The Maury Equation, redux March 17, 2012Posted by Maury Markowitz in solar power satellites.
Tags: bolognium, solar power satellites
It seems that every time a space-based solar power supporter reads my post on The Maury Equation, they pick one point of the many and try to attack the entire argument on that. That point normally has to do with launch costs, which isn’t the real argument at all.
So, let’s make this simple:
A solar cell in space will deliver less energy to the grid than the same cell on Earth.

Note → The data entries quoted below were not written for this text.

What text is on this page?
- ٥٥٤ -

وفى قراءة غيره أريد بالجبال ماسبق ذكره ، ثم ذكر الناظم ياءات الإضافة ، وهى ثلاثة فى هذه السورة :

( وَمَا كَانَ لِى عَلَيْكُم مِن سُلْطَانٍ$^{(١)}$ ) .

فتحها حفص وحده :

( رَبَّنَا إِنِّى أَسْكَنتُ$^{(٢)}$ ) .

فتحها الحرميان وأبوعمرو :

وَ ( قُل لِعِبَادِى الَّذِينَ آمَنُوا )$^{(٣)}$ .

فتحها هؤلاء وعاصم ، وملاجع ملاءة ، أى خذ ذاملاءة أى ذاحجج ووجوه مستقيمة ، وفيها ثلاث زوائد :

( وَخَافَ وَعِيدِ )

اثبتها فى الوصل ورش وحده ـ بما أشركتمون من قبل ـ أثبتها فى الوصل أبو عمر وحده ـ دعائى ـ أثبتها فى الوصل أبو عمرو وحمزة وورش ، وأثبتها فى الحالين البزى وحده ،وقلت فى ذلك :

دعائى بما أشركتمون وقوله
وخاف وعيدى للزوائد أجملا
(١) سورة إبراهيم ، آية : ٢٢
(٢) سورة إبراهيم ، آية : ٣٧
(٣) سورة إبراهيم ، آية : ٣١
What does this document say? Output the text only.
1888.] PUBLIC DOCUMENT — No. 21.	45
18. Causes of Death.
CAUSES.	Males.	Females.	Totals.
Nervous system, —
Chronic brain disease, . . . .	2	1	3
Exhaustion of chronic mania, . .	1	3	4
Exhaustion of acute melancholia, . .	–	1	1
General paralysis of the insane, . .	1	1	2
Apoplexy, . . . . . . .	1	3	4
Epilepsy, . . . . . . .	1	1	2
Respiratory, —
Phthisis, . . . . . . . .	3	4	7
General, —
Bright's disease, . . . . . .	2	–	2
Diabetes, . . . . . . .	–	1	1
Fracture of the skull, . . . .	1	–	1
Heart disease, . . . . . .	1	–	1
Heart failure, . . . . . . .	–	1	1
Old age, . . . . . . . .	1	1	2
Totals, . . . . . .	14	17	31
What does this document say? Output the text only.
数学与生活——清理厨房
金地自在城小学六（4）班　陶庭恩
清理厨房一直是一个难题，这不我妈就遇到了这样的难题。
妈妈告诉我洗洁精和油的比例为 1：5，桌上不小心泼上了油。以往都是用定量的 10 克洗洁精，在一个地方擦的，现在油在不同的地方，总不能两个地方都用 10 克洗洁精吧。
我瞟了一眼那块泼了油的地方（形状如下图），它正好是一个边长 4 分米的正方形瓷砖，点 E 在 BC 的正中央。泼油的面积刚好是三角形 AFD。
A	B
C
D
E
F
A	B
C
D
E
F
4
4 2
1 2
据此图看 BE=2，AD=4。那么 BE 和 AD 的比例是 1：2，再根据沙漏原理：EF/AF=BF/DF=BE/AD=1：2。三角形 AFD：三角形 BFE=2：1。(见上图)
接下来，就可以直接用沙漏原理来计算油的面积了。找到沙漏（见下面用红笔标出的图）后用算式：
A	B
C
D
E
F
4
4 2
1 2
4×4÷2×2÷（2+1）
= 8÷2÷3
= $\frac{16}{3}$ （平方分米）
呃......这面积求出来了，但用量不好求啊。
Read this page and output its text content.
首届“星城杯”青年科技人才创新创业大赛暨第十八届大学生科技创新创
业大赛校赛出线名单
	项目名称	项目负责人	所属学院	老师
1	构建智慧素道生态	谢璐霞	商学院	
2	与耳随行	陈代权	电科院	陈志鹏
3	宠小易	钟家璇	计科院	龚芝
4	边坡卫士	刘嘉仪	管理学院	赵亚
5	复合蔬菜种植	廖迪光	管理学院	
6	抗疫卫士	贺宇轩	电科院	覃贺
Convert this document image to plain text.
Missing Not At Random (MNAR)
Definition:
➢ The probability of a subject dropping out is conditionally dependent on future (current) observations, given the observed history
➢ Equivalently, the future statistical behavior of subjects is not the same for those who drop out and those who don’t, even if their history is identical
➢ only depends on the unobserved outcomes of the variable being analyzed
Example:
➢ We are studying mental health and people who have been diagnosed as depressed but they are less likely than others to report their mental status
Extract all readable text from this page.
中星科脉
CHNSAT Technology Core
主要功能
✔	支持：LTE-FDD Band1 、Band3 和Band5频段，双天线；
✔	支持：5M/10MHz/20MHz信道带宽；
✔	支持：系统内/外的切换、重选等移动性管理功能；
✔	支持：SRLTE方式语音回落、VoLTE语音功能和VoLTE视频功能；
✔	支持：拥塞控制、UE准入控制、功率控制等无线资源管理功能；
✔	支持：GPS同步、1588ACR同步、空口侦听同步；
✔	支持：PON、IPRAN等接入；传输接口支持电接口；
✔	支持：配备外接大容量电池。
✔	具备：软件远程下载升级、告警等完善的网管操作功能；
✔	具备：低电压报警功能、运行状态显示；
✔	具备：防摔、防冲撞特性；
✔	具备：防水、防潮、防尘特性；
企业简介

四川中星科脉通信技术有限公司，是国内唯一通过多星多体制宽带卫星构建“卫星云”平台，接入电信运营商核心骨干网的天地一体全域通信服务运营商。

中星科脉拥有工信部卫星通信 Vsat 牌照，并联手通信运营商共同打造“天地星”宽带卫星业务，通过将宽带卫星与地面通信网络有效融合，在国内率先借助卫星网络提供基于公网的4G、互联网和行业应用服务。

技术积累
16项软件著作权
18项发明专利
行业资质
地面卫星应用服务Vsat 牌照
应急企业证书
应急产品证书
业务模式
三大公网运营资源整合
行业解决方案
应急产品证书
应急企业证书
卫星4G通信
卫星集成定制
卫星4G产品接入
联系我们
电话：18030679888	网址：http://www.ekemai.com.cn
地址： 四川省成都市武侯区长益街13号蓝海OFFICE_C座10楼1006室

The amount of energy delivered to the grid is easily estimated. It looks like this: E = R x I x L x T Where:
- E is the total energy delivered over the lifetime of the system
- R is the “nameplate rating” of the cell (or panel), the amount of power it produces under optimum conditions
- I is the “insolation”, the amount of sunlight hitting the cell in a year
- L is the system lifetime, in years
- T is the loss in transmission between the supply and demand
R is simply a measure of the system’s size. In order to avoid apples-to-oranges comparisons, we want our systems to be the same size when comparing. Generally we use standard size systems, 1 kW, so this number is 1 in both equations and you can ignore it.
I, for insolation, can be measured in a number of ways. The simplest, and the one I use here, is in “hours of bright direct sunlight per year”. In space that is simply 365 x 24, but down here on Earth we have night and weather to contend with. There’s no way to guess it, the only way to get an accurate number is us an insolation calculator.
That equation is normally used for ground-based applications, but we’re talking about space. So I’m going to change it very slightly to make this part of the argument clearer. Instead of a single term for T, I’m going to use two (and R has been eliminated): E = I x L x Tg x Ts Where:
- Tg is the loss in transmission between the supply and demand (g for ground)
- Ts is the loss between the two antennas (s for space)
Since Tg is the same for a field of solar panels in a field or a field of rectennas in a field, it too can be eliminated from both sides of the equation.
There are some other effects, like the slightly strong sunlight in space and the slightly higher efficiency of panels when on Earth (yes, that’s correct), but they are minor considerations that have no material effect on the outcome.
So let’s put in the numbers. For solar panels on mountings facing south in the Nevada desert, the industry-standard PVWatts tools and real-world panel lifetime produces uses these input numbers:
- I = 2300 (using a tracker)
- L = 40 years
- Ts = 1
So every 1 kW of panels in Nevada will produce 92,000 kWh of power over its lifetime. In space, the numbers look like this:
- I = 8760
- L = 12 years
- Ts = 0.50 (see this article for reasons why)
So every 1 kW of panels in space 52,560 kWh over its lifetime. 52,560 < 92,000.
The long and short of it is that space is an extremely nasty place. Putting anything up there seriously shortens its life, and that includes humans.
If you’re wondering where those lifetime numbers come from, it’s the measured real-world 20% degradation rate. That is, it’s the measured time it takes for the panels to drop their output by 20% from their original power. The numbers for ground-mounted panels are widely available, and you can read NASA’s experience, NATO papers and this lengthy report (page 422) for the space examples.
Why that number, 20%? It’s just the number the industry uses. It’s widely measured and available, as opposed to some other number, say the time to 50% reduction which you will not easily find.
End of story
If you take a panel and put it in Nevada it will deliver some kWh. If you put that same panel in space, it will make less kWh.
What else needs to be said?
If previous history is any guide, lots. So I’ll reiterate my previous note: if you’re going to take issue with the basic gist of this article, post your math.